Book Chapters Kristensen, T. Embedded economies of Ancient Mediterranean pilgrimage: Movements, communities and transactions.
The connected past. Challenges to network studies in archaeology and history
Kristensen Eds. Movement, labour and devotion: A virtual walk to the sanctuary at Mount Kasios.
gigicreations.com/wp-includes/rockford/6842.php Collar Eds. Networks, connectivity and material culture. Surtees Eds. A long way from home: meshworks of migration, memory and emotion in the Roman Empire. Yoo, A.

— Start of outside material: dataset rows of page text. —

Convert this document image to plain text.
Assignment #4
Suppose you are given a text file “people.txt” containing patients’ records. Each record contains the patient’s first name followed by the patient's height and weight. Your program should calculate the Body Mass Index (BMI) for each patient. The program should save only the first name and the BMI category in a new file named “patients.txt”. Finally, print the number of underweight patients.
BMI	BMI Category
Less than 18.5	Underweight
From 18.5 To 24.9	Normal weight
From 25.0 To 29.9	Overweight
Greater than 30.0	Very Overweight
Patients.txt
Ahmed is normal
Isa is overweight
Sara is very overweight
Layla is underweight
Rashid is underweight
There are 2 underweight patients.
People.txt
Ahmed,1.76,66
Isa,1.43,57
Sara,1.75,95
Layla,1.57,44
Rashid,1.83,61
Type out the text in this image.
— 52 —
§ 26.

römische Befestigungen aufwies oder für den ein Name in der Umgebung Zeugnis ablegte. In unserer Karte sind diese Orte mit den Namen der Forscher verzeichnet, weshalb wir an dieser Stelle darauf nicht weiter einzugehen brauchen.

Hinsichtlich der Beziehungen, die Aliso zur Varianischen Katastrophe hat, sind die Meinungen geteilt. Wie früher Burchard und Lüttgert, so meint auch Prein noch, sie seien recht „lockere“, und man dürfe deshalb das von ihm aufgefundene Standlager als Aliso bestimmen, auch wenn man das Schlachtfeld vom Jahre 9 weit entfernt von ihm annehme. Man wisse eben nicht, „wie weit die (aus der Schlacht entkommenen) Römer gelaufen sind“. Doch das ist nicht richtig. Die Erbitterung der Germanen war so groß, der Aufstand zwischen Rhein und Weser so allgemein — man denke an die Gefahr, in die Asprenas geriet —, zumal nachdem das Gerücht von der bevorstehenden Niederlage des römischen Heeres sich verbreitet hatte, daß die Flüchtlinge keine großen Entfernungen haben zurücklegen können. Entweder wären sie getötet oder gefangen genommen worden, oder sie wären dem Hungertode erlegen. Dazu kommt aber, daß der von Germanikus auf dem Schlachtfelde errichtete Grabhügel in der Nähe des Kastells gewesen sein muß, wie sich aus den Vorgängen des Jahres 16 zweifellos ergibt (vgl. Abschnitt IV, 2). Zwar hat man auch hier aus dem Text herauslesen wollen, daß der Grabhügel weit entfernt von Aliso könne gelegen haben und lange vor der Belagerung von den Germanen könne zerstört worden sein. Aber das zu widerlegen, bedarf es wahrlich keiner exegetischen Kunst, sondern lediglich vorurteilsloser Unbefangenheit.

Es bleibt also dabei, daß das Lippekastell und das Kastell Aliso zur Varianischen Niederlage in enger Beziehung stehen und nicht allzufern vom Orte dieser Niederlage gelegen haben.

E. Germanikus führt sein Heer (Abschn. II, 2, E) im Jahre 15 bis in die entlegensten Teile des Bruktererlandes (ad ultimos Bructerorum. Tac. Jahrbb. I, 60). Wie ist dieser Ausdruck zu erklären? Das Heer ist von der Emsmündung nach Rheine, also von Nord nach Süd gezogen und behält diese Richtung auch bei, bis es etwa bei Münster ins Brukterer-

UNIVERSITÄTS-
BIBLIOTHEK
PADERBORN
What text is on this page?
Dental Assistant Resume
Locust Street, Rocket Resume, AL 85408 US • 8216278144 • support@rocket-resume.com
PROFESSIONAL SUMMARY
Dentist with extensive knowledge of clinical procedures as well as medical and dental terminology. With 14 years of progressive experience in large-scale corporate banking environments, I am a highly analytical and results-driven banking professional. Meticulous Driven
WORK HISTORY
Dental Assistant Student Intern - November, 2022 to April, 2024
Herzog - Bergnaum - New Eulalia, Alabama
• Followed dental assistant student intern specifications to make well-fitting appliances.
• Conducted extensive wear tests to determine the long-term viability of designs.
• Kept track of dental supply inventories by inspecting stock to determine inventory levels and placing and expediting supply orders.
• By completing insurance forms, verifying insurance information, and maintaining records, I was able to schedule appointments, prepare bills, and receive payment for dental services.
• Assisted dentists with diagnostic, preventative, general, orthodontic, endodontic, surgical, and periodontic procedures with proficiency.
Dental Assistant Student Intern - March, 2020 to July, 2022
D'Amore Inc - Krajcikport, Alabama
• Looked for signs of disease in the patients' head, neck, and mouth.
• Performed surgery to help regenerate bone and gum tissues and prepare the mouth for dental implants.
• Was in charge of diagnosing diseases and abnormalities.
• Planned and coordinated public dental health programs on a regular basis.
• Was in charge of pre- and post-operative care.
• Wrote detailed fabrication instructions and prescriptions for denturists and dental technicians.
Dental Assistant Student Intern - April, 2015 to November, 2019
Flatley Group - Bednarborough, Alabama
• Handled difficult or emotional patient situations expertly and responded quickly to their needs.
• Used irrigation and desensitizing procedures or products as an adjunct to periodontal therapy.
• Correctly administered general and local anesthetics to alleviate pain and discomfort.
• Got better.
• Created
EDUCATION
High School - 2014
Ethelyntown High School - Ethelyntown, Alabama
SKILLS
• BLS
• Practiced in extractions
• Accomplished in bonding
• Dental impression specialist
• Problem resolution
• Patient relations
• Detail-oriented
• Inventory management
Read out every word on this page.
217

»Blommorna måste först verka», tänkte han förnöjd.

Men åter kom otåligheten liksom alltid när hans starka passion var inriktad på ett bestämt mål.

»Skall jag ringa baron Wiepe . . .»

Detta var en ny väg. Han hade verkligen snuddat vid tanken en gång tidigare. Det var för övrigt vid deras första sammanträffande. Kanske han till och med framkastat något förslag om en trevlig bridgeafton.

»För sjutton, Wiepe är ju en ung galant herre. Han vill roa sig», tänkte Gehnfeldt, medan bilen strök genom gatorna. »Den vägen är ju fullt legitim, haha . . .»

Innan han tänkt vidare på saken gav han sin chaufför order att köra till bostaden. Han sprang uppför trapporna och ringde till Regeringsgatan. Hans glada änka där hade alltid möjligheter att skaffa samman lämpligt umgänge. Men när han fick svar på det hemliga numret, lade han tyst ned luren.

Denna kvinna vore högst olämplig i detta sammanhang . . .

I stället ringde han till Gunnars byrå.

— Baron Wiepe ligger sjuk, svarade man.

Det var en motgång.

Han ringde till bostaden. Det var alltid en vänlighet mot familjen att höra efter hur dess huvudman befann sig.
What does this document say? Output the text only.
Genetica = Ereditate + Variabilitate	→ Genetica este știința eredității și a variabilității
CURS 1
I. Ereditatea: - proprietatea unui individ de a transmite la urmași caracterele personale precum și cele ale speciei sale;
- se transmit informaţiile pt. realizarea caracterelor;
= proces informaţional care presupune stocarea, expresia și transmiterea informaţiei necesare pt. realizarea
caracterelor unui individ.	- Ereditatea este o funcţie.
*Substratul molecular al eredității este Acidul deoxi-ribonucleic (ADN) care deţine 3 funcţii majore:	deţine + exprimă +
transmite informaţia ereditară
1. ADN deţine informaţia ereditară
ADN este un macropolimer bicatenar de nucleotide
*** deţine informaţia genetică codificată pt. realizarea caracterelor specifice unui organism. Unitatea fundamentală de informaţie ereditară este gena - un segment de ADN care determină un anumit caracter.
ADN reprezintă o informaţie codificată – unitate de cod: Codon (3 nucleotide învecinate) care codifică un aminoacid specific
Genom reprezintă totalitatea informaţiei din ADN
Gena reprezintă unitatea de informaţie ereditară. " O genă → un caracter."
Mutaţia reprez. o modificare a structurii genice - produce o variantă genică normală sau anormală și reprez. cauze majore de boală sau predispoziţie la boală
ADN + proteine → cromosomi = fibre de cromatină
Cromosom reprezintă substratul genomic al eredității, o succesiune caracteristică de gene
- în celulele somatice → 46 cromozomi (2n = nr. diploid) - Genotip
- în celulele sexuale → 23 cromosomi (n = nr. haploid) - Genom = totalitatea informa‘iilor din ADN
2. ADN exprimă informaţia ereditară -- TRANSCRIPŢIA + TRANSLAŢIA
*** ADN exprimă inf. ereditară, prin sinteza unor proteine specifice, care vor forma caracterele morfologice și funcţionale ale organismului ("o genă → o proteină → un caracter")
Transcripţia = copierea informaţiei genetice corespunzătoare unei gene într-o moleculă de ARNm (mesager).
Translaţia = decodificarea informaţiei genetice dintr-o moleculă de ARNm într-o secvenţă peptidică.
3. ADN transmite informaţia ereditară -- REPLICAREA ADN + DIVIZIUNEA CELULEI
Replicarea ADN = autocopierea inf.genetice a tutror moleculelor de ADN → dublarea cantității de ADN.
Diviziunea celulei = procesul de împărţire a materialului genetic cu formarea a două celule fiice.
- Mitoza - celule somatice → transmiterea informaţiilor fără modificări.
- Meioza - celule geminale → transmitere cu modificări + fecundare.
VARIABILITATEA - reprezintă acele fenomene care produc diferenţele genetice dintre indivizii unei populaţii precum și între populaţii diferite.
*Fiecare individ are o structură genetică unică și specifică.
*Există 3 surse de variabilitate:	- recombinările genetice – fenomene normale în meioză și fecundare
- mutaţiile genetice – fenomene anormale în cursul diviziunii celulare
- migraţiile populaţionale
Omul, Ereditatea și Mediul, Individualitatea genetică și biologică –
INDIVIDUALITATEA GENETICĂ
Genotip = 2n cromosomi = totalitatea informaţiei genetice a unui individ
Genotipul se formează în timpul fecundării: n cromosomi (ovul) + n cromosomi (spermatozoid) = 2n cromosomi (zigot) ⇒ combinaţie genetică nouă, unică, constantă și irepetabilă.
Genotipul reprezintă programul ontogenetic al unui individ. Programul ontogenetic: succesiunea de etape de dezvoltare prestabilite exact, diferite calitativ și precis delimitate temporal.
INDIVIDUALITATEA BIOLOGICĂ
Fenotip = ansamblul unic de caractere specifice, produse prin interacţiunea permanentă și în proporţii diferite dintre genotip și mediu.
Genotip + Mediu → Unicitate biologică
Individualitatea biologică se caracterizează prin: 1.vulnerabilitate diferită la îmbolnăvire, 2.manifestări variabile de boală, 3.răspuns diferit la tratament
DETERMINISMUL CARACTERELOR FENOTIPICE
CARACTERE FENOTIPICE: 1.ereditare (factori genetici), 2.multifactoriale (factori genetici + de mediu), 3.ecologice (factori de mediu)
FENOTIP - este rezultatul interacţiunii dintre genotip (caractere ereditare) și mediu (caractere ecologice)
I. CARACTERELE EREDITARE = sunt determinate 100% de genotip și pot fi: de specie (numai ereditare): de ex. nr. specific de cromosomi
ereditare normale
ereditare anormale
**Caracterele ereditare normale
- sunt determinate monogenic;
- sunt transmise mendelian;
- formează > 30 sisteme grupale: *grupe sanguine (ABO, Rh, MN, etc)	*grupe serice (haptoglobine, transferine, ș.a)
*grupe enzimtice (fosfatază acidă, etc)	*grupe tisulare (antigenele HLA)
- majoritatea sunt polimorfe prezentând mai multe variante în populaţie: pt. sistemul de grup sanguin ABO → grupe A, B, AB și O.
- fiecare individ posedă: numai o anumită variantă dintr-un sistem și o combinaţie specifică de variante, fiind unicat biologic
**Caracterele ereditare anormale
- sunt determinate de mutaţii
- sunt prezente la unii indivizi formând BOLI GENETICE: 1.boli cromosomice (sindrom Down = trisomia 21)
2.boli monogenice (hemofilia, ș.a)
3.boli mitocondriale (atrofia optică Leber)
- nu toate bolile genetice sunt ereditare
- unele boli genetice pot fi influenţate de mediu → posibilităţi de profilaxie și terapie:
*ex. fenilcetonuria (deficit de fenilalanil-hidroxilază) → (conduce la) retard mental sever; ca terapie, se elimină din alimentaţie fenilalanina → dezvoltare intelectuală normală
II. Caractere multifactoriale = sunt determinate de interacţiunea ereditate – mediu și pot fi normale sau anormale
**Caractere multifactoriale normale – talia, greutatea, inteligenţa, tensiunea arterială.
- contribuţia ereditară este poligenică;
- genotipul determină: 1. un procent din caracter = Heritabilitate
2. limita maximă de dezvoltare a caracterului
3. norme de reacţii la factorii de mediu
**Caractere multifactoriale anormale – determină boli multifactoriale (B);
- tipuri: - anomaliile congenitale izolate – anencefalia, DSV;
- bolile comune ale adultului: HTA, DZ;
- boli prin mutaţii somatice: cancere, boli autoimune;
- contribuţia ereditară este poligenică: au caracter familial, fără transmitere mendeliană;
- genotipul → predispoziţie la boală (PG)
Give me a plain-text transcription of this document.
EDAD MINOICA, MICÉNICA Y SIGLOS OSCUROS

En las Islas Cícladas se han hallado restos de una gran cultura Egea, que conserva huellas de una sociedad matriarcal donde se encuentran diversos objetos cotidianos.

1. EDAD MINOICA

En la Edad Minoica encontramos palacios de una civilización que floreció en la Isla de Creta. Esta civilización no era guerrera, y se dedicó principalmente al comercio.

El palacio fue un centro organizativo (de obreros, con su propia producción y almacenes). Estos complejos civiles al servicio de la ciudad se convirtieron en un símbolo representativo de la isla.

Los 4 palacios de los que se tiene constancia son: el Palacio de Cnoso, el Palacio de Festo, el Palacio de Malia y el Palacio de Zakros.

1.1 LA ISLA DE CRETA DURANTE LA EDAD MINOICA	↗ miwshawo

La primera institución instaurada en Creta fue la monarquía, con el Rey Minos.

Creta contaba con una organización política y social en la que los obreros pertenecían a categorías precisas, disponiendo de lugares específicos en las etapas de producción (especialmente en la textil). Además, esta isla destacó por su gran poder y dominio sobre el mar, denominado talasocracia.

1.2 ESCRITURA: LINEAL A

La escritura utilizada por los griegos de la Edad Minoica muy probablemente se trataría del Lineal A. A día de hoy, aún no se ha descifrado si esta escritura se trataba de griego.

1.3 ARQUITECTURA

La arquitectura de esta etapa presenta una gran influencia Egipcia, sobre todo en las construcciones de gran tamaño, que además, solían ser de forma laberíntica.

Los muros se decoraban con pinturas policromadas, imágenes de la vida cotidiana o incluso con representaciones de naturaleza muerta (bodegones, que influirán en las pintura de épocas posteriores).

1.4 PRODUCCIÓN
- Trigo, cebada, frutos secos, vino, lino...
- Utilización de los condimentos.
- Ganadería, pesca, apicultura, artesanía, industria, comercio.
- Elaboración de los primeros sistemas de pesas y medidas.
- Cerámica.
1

Formal network methods are increasingly commonly applied in a wide range of disciplines to study phenomena as diverse as the connectivity of neurons in the human brain, terrorist networks, a billion interlinked Facebook profiles, and power grids. Despite this diversity and the decades-long tradition of using network methods in the social sciences, physics and computer science, the development of techniques for the study of spatial networks and long-term network change has so far been largely neglected. Network research is also becoming more common in disciplines concerned with the study of past human behaviour: archaeology, classics and history.
These disciplines have a strong tradition in exploring long-term human behavioural change and spatial phenomena, despite being forced to use fragmentary textual and material sources as indirect evidence of such phenomena. By bringing together network researchers from archaeology, classics, computer science, digital humanities, history, mathematics, network science, oriental studies, physics, psychology, and sociology, The Connected Past conference in Oxford aims to foster cross-disciplinary exchange to push network research further.